Name                           Value                                                                                   
----                           -----                                                                                   
0                              123-45-6788                                                                             
---.NET---

Groups   : {0}
Success  : True
Name     : 0
Captures : {0}
Index    : 0
Length   : 11
Value    : 123-45-6788





In [37]:
with open('regex_data.txt', 'w') as f:
    f.write('''LINE 1
LINE 2
LINE 3''')

In [110]:
# Dotall includes new-lines; Powershell.. not sure how to get this one to work
# *** TODO - figure out how to get .* regex working! get all lines!!!!????
with open('regex_data.txt') as f:
    data = f.read()
    print('---PYTHON---')
    print(re.search('.*', data))
    print(re.search('.*', data, re.DOTALL))
!powershell '---POWERSHELL---';\
(Get-Content regex_data.txt -Raw) -Match '.*' ;\
$Matches.Values ;\
(Get-Content regex_data.txt -Raw) -Match '(.^|\n)*' ;\
$Matches.Values ;\
'---.NET---' ;\
([regex]::new('.*').Match((Get-Content regex_data.txt -Raw))) ;\
([regex]::new('(.^|\n)*').Match((Get-Content regex_data.txt -Raw)))

---PYTHON---
<re.Match object; span=(0, 6), match='LINE 1'>
<re.Match object; span=(0, 20), match='LINE 1\nLINE 2\nLINE 3'>
---POWERSHELL---
True
LINE 1

True
3
LINE 1
LINE 2
LINE 3
---.NET---


Groups   : {0}
Success  : True
Name     : 0
Captures : {0}
Index    : 0
Length   : 7
Value    : LINE 1

Groups   : {0, 1}
Success  : True
Name     : 0
Captures : {0}
Index    : 0
Length   : 22
Value    : LINE 1
           LINE 2
           LINE 3





### Substituting Strings with the sub() Method

#### Python

In [116]:
names_re = re.compile(r'Agent \w+')
names_re.sub(r'CENSORED', 
             'Agent Alice told Agent Bob about Agent Carol getting wasted on the job.')
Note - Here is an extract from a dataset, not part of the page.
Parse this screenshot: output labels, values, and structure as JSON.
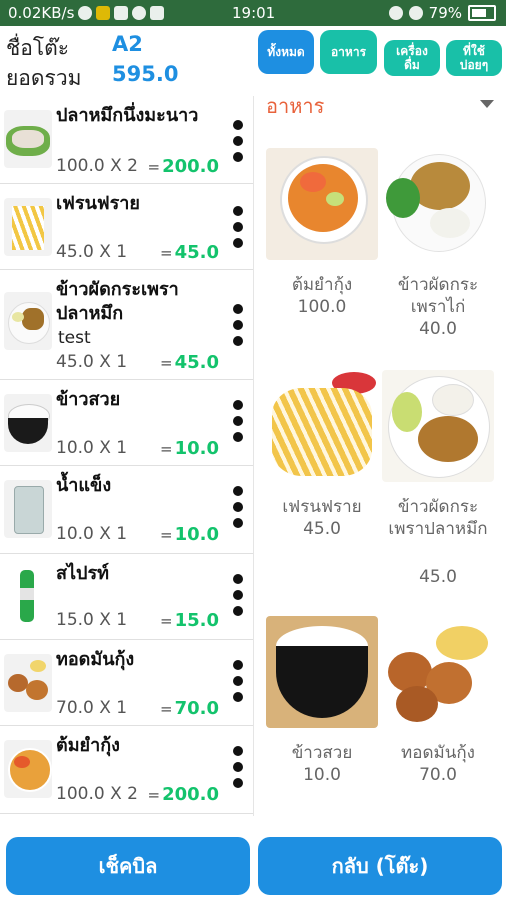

'CENCORED told CENCORED about CENCORED getting wasted on the job.'

In [115]:
names_re = re.compile(r'Agent (\w)\w+')
names_re.sub(r'Agent \1******', 
             'Agent Alice told Agent Bob about Agent Carol getting wasted on the job.')

'Agent A****** told Agent B****** about Agent C****** getting wasted on the job.'

#### Powershell

In [122]:
!powershell \
'Agent Alice told Agent Bob about Agent Carol getting wasted on the job.' -Replace \
'Agent \w+', 'CENSORED'

CENSORED told CENSORED about CENSORED getting wasted on the job.


In [123]:
!powershell \
'Agent Alice told Agent Bob about Agent Carol getting wasted on the job.' -Replace \
'Agent (\w)\w+', 'Agent $1******'

Agent A****** told Agent B****** about Agent C****** getting wasted on the job.


#### .Net in Powershell

In [121]:
!powershell \
$NamesRe = [Regex]::New('Agent \w+') ;\
$NamesRe.Replace('Agent Alice told Agent Bob about Agent Carol getting wasted on the job.', \
                 'CENSORED')

CENSORED told CENSORED about CENSORED getting wasted on the job.


In [119]:
!powershell \
$NamesRe = [Regex]::new('Agent (\w)\w+') ;\
$NamesRe.Replace('Agent Alice told Agent Bob about Agent Carol getting wasted on the job.', \
                 'Agent $1******')

Agent A****** told Agent B****** about Agent C****** getting wasted on the job.